只有帷帐上的流苏时不时晃动着,壁炉里传来木柴烧干了发出的哔剥声,和窗外雪花簌簌落下的声音。

    ……

    阿斯特瑞雅再次醒来的时候,帷帐里的光影影绰绰,让她一时分辨不清外面是白天还是黑夜。

    她下意识往旁边一摸,只摸到冰凉的床单,空了。

    她的意识慢慢回笼,啊……她好像记得德拉科跟她说,他去斯内普教授那儿一趟,等会就回来,让她再睡会儿。

    阿斯特瑞雅蜷缩在被窝里,想起昨晚的事情,脸后知后觉红起来,她现在身上穿的还是德拉科走之前给套上的睡袍——他的睡袍。

    门口传来动静,好像有人走进来。

    “德拉科?”

    德拉科让围着的围巾飞去挂好,听到声音,一边解开扣到顶端的扣子,一边走过去,只见两片帷帐中露着一张红扑扑的小脸。

    阿斯特瑞雅一眼就看到了德拉科白皙的脖子上有零星的红点,从喉结到锁骨又没入衬衫里,好像…是她…干的……

    她不好意思的往帷帐里缩,德拉科倒是把帷帐拉开点,半个身子探进来。

    他的睡袍给她有些大,经过她的折腾,女孩的肩都包不住,拇指顺着肩膀的弧线向上,拂过同样微红的痕迹,捧住了她的脸,亲了亲她,“已经晚上了,吃饭吧。”

    “晚上了?”阿斯特瑞雅歪头,反应了一会儿才明白是第二天晚上了。

    她拢了拢衣领,正打算下去,却看到德拉科直接在床上放了一张小桌子,上面摆满了食物。

    于是她就享受了马尔福全方位的餐桌服务。

    末了德拉科递给她一瓶魔药,她接过就喝了,喝完才道,“这什么?”

    罕见的是,昨晚那样的事情德拉科没脸红,现在倒是用手抵着嘴咳了一声,脸上有些微粉,“嗯……昨晚我们没有……现在要…那个太早了。”

    阿斯特瑞雅听懂了,看着他,两人对视了几秒,又同时撇开眼,都红了脸。

    “你昨晚说了什么。”阿斯特瑞雅扯了一个话题。昨晚中间的时候,听到他在她耳边说了一句什么,那时本就迷迷糊糊,已经记不大清了。

    说完她发现德拉科的耳朵更红了。

    “情诗……”

    阿斯特瑞雅眼睛噌得一亮,挪过去抱着他,“我想再听一遍!”还怕他不肯,抱着他又亲又啃还撒娇。

    等到她再一次被按在被子上的时候,她听到他说——

    “我别无其它的星星,你复制了不断繁衍的宇宙。”

    ————后续————

    周一,要交魔药学论文了。

    周末没出过寝室门的阿斯特瑞雅正绝望论文只写了一半的时候,却发现她的论文已经交了。

    布雷斯进了斯莱特林休息室,敲了敲他们俩的沙发椅,“德拉科,院长让你们俩去他办公室。”

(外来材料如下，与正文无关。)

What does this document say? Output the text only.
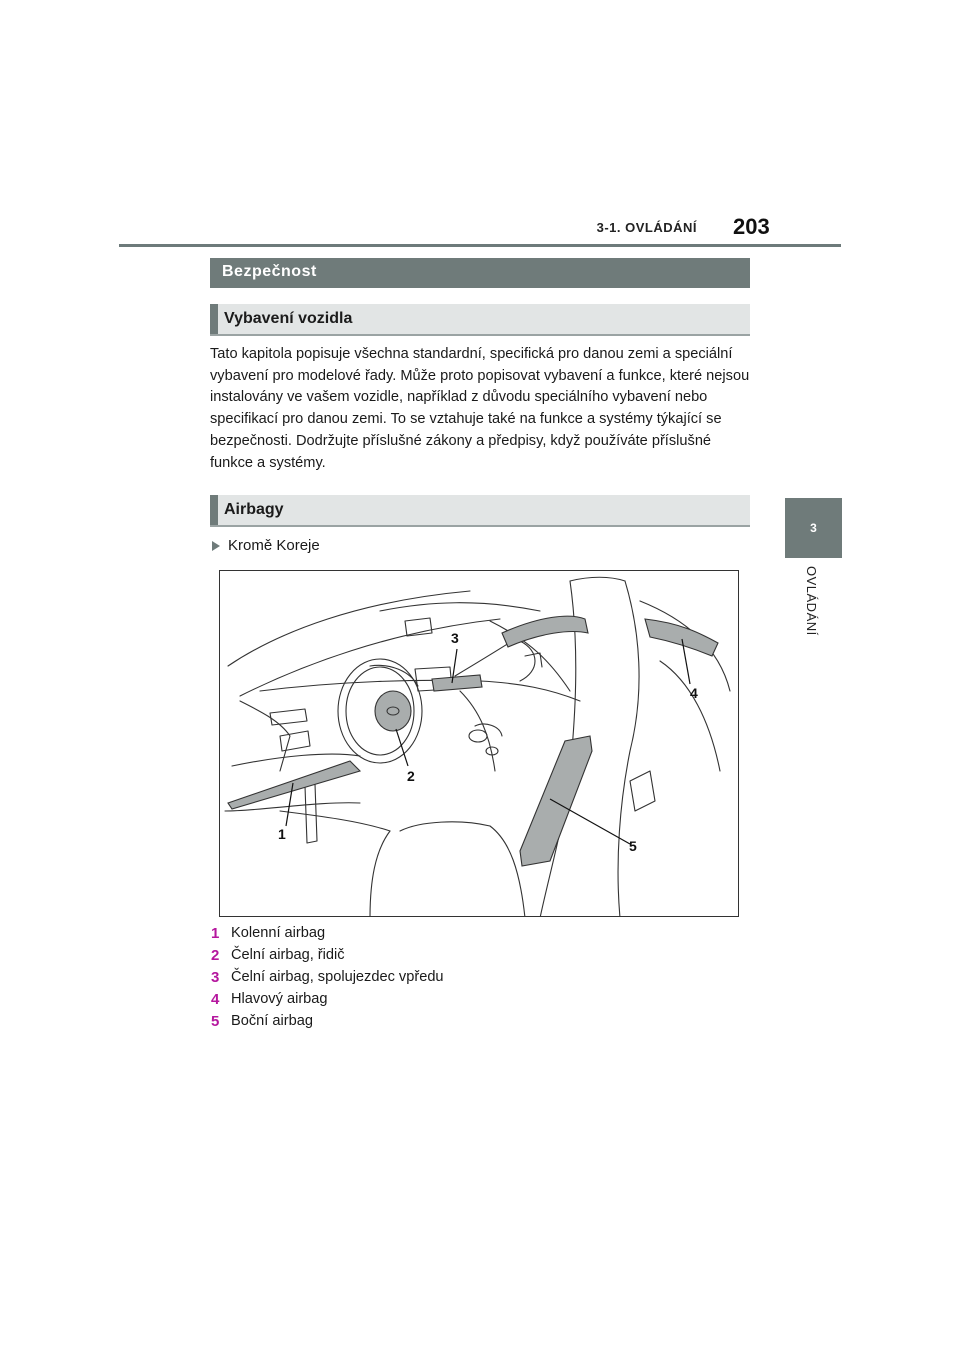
3-1. OVLÁDÁNÍ 203
3
OVLÁDÁNÍ
Bezpečnost
Vybavení vozidla
Tato kapitola popisuje všechna standardní, specifická pro danou zemi a speciální vybavení pro modelové řady. Může proto popisovat vybavení a funkce, které nejsou instalovány ve vašem vozidle, například z důvodu speciálního vybavení nebo specifikací pro danou zemi. To se vztahuje také na funkce a systémy týkající se bezpečnosti. Dodržujte příslušné zákony a předpisy, když používáte příslušné funkce a systémy.
Airbagy
Kromě Koreje
3
4
2
1
5
1 Kolenní airbag
2 Čelní airbag, řidič
3 Čelní airbag, spolujezdec vpředu
4 Hlavový airbag
5 Boční airbag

    他走出一段路后又走回来,“你们怎么还围着围巾,不热吗?”

    阿斯特瑞雅心虚站起身,“不热!”

    斯内普教授的办公室离地窖很近,没走几步就到了。

    “斯内普教授喊我们什么事啊?德拉科你知道吗?”阿斯特瑞雅挽着他的胳膊抬头看他。

    “大概是……论文的事。”

    “嗯?”阿斯特瑞雅一头雾水。

    她还没有细问,办公室门便开了,对上斯内普教授熟悉的眼神,他们俩默默的分开站好。

    斯内普教授坐在办公桌后,桌上摆着两份论文。

    “奈特利小姐。”

    阿斯特瑞雅一抖,“是的,教授。”

    “你在论文里写了几种曼德拉草的用法。”

    “嗯……三种?”阿斯特瑞雅不确定道,她抬头看了一眼斯内普教授的眼色,“四种?”

    斯内普教授的脸色更沉了。

    “哎呀!教授,我头有些疼,我想我周末里感冒了,一下子忘了有……多少种了……”阿斯特瑞雅在斯内普教授沉沉的眼神中越说越小,后面弱不可闻。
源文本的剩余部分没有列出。